誰もやっていないことに、チャンスがあると思っています。そもそも、いきなり酒を飲んで始めるブレスト会議なんてどこにもないですよね(笑)。日本人は生真面目なので、殺風景な会議室で真面目な顔して話し合っても、共感されるいいアイデアは生まれないと思っています。お酒が入って少し気が大きくなっているくらいがちょうどいい。もちろん、飲みすぎて、出したアイデアを忘れないようにはしていますけれど(笑)。

面白がる会から生まれた商品やサービス

生まれたアイデアやサービスを笑顔で語る唐品さん

生まれたアイデアやサービスを笑顔で語る唐品さん

――面白がる会から生まれたサービスは他にもありますか?

たくさんあります。そのうちの一つは「柏の場(Bar)」ですね。
「柏の葉キャンパス駅」の駅前は整備されすぎている印象がありました。住民の方の言葉をそのままお借りすると「街がきれいすぎて心許せる場所がない。パジャマでも気楽に行けるところ、一杯だけ飲める場所がほしい」。

駅前にあるUDCK(柏の葉アーバンデザインセンター)のラウンジで「市民がバーテンになって、市民の話が聞けるバーがあればいいじゃないか」というアイデアが出て、毎月店長を市民から公募する形でバーの運営を始めたんです。もう18回(※取材時点での開催回数)も柏の場(Bar)は開催されていますね。
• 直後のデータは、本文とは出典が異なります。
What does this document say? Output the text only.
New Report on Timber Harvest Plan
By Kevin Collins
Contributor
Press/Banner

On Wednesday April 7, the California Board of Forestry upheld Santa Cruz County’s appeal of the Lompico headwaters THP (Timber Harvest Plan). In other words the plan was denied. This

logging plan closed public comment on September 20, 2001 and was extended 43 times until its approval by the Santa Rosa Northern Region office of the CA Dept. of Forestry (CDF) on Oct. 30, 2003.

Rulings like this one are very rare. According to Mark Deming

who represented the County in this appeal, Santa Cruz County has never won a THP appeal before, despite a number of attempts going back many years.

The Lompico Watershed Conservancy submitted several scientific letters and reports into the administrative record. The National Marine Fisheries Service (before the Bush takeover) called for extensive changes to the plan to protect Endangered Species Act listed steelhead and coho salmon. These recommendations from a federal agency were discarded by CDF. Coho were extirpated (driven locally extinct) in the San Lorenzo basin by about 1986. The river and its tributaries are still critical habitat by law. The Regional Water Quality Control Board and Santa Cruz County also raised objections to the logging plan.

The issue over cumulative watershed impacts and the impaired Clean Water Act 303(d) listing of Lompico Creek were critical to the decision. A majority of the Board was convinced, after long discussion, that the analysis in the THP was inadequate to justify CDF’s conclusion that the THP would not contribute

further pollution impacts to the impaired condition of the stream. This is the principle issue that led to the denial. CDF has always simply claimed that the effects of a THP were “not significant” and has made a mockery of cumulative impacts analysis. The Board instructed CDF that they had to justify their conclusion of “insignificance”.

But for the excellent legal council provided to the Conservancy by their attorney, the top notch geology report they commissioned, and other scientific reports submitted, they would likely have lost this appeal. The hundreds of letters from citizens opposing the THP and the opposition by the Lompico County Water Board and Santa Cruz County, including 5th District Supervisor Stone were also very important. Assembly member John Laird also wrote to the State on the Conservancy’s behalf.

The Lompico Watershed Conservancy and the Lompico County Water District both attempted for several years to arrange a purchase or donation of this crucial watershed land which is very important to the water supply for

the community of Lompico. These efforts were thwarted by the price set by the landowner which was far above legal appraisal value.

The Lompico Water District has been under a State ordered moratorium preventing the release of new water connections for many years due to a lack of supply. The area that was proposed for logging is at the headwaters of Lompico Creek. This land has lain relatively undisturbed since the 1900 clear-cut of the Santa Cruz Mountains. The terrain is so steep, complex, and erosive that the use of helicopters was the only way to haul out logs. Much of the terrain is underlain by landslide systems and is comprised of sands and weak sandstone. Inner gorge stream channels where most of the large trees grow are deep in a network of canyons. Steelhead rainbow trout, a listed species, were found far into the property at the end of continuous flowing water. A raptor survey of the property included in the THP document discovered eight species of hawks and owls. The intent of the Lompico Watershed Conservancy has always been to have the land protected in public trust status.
横浜の日ノ出町で開催した「日ノ出町を面白がる会」から生まれた「ピンクカレー」も面白い企画でした。もともと、日ノ出町は「赤線地帯」つまりピンク街として残っていた地域。その日ノ出町に「ピンク」を復活させようというアイデアが出ました。そのグループの1人が健全な明るい「ピンク」をみんなで考えた結果、日ノ出町の「ピンクカレー」が生まれました。
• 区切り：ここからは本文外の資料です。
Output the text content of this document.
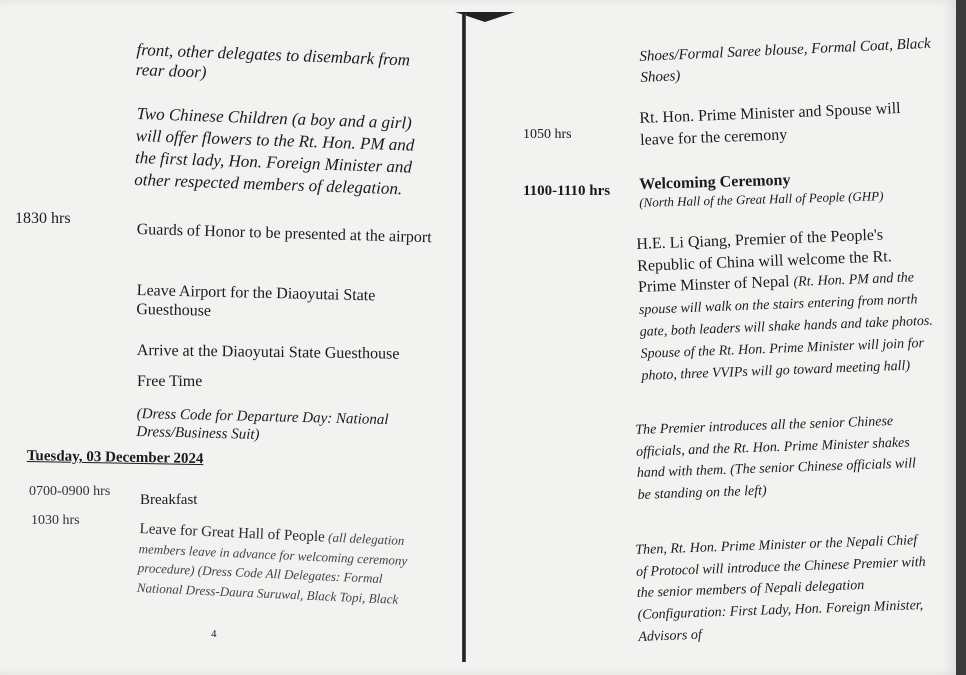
front, other delegates to disembark from rear door)
Two Chinese Children (a boy and a girl) will offer flowers to the Rt. Hon. PM and the first lady, Hon. Foreign Minister and other respected members of delegation.
1830 hrs
Guards of Honor to be presented at the airport
Leave Airport for the Diaoyutai State Guesthouse
Arrive at the Diaoyutai State Guesthouse
Free Time
(Dress Code for Departure Day: National Dress/Business Suit)
Tuesday, 03 December 2024
0700-0900 hrs
Breakfast
1030 hrs
Leave for Great Hall of People (all delegation members leave in advance for welcoming ceremony procedure) (Dress Code All Delegates: Formal National Dress-Daura Suruwal, Black Topi, Black
4
Shoes/Formal Saree blouse, Formal Coat, Black Shoes)
1050 hrs
Rt. Hon. Prime Minister and Spouse will leave for the ceremony
1100-1110 hrs Welcoming Ceremony
(North Hall of the Great Hall of People (GHP)
H.E. Li Qiang, Premier of the People's Republic of China will welcome the Rt. Prime Minster of Nepal (Rt. Hon. PM and the spouse will walk on the stairs entering from north gate, both leaders will shake hands and take photos. Spouse of the Rt. Hon. Prime Minister will join for photo, three VVIPs will go toward meeting hall)
The Premier introduces all the senior Chinese officials, and the Rt. Hon. Prime Minister shakes hand with them. (The senior Chinese officials will be standing on the left)
Then, Rt. Hon. Prime Minister or the Nepali Chief of Protocol will introduce the Chinese Premier with the senior members of Nepali delegation (Configuration: First Lady, Hon. Foreign Minister, Advisors of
――これから面白がる会はどのように発展するのでしょうか?

現在は月に3回のペースで面白がる会を開催しています。町田を始めとして、自治体からの依頼もありますし、「公園の未来を面白がる会」も企画しています。まだまだできるテーマはいっぱいありますよね。アイデア出しって筋トレみたいなところもあるので、面白がる会を経験したオモシロガリストがいろんな場で活躍してくれるようになったらいいと思います。

――新しいの企画を立てるうえで唐品さんが心がけていることはなんでしょうか?

課題の顕在化、を大事にしています。課題を意識するって意外と難しいんですよね。人間は順応する生き物なので課題も忘れて通り過ぎてしまうケースが多い。そして、その課題解決がどれくらいの人を救えるのか? を考えています。これはマーケットの大きさですね。せっかくやるならビジネスとしても成功させたいので、大事なポイントだと思っています。

身近な家族が、こどもが抱えている課題を解決したい

ご自身が解決したい課題は、の質問に対して、一瞬考えたの...

ご自身が解決したい課題は、の質問に対して、一瞬考えたのち想いを語る

――みんなが課題と感じていることを解決するのが、面白がる会の趣旨。いっぽう、唐品さんご自身が解決したい課題はなんでしょうか?

そうですね……ぼくは課題と思うと自分のなかで解決してしまうタイプなので、ぼく自身というよりは妻や家族が直面する、もしくは直面するであろう課題でしょうか。結局のところ、家族が抱えている課題が世の中の課題なのかな、と思いますね。

妻が課題と感じるのは、必然的に子どもにまつわることが多いです。
ごくごく身近な話題ですと、「子どもの通っている小学校のPTAの役員決め」なんかも切実な課題ですよね(笑)。こういった身近な課題も気軽にアイデア出しできるプラットフォームに、面白がる会がなれればいいと思っています。
そして、炎上するかもしれませんが、たとえば「選挙」など、身の回りにある本当に大切だけれど、議論されていないものをあえて面白がって取り組むのが必要かな、と思っていますね。

――アイデアが出るブレストの秘訣、そして唐品さんが企画を立てる上で大事にしていることまで、みんデザ読者が「共創」するのに役立つことばかりです。唐品さん、長い時間ありがとうございました!